In July 2012, the Vermont legislature passed, and the Governor signed into law, Act 148, the Universal Recycling Act, which banned landfill disposal of plastic, aluminum and metal containers, tin foil, paper/cardboard, leaf/yard residuals and food scraps. The law made Vermont the first state in the U.S. to require that all food scraps be recycled from all sectors (commercial, institutional, residential) by 2020. Mandatory compliance was phased in over six years, beginning with the largest generators of organic waste (104 tons/year of food scraps generated) on July 1, 2014 — if an organics recycling facility was within 20 miles, had available capacity, and was willing to accept the food residuals. All food scraps are now banned from landfill as of July 1, 2020, including from the residential sector.
At its December 2019 Universal Recycling Stakeholders Meeting, the Vermont Department of Environmental Conservation (VT DEC) gave an update on food scrap management capacity in the state.
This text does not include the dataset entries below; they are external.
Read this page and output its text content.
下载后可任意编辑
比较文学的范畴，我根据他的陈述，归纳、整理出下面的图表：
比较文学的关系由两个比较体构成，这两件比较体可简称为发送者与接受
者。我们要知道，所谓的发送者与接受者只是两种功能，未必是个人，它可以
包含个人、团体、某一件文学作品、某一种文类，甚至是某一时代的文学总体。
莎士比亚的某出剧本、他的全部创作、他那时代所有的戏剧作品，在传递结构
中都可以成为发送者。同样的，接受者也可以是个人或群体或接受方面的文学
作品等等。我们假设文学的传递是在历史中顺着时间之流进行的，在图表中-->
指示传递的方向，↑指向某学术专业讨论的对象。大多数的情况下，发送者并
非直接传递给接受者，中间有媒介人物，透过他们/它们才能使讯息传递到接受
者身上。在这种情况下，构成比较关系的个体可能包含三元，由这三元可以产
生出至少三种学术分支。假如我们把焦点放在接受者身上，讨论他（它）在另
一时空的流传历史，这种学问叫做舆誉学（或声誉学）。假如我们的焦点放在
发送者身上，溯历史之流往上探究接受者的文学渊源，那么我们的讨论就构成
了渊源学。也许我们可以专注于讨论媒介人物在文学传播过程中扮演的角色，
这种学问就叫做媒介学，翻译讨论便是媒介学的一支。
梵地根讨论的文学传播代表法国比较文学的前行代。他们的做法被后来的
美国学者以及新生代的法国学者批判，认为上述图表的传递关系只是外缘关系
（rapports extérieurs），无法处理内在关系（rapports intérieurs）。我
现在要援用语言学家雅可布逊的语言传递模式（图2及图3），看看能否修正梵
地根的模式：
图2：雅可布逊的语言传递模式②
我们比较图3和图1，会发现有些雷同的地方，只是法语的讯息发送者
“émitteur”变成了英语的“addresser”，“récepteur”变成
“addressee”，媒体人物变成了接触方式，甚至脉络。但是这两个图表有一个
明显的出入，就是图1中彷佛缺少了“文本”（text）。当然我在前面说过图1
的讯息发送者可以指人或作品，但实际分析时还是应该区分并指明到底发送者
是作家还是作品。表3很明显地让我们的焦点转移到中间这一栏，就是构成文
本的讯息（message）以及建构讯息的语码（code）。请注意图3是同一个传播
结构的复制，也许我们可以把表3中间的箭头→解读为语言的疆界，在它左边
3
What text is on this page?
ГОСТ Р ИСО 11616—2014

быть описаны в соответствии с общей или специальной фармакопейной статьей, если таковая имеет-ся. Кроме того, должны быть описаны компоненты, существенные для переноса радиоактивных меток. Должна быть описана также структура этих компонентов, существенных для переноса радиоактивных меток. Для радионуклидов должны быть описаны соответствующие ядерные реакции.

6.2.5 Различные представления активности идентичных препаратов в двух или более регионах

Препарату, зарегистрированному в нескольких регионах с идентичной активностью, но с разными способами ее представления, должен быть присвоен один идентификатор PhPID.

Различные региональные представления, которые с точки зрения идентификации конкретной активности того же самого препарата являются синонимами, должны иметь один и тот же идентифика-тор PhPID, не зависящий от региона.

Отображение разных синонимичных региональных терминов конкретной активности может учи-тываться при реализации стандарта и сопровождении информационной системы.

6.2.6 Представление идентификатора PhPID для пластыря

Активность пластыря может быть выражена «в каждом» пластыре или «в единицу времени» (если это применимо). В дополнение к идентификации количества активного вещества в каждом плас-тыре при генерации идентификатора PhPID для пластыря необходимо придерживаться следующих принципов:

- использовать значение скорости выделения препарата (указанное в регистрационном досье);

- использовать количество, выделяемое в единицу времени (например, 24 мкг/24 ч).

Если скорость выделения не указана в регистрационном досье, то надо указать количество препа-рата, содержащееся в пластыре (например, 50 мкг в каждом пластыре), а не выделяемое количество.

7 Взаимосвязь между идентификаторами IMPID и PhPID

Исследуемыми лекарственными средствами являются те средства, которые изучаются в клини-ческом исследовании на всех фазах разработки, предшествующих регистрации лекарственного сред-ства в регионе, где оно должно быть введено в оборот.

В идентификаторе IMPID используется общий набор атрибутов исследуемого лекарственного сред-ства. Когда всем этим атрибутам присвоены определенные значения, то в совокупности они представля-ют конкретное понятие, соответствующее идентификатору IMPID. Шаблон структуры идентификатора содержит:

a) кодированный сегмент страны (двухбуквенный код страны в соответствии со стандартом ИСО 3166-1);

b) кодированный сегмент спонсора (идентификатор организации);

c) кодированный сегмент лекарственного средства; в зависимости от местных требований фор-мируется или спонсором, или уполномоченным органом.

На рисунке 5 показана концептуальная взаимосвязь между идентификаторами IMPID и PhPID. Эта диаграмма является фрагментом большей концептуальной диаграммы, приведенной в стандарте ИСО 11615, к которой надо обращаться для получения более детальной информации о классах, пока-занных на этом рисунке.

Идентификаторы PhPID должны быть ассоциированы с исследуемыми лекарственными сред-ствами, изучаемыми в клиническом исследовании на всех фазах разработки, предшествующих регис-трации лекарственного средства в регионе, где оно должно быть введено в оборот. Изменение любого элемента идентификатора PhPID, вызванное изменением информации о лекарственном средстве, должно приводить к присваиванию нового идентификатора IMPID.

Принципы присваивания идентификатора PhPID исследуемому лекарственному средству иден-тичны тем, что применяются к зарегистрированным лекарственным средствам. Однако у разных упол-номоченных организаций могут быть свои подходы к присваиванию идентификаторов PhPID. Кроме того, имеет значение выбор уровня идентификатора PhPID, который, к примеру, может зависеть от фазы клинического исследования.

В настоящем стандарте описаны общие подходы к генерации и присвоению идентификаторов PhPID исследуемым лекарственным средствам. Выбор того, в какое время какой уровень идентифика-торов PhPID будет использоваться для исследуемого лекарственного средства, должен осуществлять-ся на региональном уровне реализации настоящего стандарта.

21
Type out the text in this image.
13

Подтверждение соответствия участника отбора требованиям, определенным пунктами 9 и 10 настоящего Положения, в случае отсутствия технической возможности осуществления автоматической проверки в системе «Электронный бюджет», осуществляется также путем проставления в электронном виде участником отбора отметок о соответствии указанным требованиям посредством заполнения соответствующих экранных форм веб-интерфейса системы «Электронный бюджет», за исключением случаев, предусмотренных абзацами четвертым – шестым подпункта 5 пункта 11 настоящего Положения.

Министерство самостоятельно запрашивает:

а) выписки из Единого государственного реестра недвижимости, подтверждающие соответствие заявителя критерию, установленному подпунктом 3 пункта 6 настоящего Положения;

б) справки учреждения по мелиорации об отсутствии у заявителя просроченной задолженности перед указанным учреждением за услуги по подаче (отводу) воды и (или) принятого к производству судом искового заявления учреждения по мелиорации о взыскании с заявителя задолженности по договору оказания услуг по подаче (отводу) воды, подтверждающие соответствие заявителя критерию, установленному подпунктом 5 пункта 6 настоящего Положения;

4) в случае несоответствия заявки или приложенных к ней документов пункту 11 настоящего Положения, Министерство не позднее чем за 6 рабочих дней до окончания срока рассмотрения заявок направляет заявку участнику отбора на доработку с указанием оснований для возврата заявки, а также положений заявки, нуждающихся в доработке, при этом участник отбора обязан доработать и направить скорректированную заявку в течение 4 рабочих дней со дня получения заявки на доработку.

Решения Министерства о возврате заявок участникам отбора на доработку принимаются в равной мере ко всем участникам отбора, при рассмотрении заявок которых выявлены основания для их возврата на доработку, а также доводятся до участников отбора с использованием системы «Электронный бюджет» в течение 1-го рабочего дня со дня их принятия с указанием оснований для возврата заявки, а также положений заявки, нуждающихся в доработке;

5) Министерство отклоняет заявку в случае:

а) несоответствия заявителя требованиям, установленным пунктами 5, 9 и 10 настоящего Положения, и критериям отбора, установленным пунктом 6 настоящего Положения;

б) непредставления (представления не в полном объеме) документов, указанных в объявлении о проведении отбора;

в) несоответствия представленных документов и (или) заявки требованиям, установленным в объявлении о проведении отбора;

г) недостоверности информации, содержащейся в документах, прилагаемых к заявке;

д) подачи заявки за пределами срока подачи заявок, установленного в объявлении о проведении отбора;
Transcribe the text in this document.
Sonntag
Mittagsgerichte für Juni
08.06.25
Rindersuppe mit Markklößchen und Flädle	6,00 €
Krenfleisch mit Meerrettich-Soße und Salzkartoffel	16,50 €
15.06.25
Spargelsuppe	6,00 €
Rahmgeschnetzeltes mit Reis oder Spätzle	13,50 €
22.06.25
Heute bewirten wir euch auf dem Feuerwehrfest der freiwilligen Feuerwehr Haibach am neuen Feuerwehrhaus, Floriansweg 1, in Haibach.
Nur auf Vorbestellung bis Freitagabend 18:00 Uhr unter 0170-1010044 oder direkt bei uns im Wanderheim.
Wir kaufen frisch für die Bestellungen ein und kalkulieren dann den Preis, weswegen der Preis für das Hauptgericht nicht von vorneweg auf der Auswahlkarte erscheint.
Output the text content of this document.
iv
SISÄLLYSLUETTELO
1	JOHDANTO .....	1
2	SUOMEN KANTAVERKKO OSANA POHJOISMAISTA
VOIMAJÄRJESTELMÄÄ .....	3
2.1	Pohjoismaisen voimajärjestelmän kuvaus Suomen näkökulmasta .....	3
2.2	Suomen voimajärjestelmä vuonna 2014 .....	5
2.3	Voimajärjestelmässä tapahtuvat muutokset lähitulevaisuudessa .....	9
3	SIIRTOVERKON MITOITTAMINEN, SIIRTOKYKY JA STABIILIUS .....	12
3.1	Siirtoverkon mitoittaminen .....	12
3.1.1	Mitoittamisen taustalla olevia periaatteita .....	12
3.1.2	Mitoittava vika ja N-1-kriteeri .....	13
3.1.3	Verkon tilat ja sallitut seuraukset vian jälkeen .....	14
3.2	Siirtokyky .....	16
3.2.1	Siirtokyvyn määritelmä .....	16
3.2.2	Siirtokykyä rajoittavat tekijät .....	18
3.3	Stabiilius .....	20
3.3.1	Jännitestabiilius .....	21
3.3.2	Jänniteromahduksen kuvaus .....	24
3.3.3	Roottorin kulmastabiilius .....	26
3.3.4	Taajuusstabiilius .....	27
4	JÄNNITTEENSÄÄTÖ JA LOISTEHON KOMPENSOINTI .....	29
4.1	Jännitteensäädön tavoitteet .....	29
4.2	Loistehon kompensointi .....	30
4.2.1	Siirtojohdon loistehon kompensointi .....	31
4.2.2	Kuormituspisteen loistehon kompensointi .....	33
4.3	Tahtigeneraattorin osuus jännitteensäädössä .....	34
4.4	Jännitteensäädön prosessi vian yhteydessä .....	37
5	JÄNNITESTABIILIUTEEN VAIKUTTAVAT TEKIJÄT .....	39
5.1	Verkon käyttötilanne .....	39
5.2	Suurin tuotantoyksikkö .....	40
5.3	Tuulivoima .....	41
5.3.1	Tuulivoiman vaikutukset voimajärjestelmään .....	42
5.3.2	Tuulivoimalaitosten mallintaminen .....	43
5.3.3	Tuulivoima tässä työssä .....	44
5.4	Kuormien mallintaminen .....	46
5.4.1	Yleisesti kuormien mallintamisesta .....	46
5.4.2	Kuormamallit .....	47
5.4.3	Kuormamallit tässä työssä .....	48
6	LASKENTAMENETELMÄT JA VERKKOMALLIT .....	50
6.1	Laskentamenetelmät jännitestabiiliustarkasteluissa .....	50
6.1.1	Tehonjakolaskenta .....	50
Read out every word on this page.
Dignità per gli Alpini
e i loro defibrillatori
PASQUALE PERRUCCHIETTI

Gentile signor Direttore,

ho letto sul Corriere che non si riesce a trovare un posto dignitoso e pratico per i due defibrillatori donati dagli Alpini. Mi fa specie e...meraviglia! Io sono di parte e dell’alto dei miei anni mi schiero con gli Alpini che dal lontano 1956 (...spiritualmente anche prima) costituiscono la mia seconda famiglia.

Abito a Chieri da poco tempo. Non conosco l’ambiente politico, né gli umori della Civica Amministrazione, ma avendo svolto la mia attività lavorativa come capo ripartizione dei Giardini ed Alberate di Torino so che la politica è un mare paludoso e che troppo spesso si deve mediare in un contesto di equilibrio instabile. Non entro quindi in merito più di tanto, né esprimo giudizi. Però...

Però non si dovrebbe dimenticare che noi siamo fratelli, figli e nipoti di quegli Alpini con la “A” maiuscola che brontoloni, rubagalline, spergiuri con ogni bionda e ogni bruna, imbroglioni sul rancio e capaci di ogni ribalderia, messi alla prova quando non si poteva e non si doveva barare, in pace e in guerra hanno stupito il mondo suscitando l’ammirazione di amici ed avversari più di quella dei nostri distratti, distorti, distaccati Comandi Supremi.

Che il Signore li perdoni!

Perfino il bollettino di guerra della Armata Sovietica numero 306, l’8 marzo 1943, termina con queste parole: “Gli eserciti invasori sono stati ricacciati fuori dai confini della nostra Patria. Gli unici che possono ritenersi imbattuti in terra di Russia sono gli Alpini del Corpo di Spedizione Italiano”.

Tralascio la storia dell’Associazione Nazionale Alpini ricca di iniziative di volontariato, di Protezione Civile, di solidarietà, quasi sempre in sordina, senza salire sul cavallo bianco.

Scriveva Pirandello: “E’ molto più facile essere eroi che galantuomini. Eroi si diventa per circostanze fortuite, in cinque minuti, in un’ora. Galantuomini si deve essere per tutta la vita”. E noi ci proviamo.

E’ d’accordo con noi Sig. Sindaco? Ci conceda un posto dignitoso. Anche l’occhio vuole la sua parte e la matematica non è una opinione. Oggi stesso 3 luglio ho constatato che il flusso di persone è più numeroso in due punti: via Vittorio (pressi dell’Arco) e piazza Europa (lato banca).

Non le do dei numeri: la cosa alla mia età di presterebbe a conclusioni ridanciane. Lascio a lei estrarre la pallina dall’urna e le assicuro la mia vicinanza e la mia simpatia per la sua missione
Using data from the 2018 Vermont Waste Composition Study, VT DEC estimates that about 80,000 tons of food residuals are disposed annually, with about 30,000 tons of that in packaging (38%). In terms of food scrap management capacity, VT DEC estimates that about 62,000 tons/year of capacity will be needed by 2022; expected processing capacity to be available is around 61,000 tons/year. The highest management capacity that may be available, taking into account facility expansions, is almost 81,000 tons/year.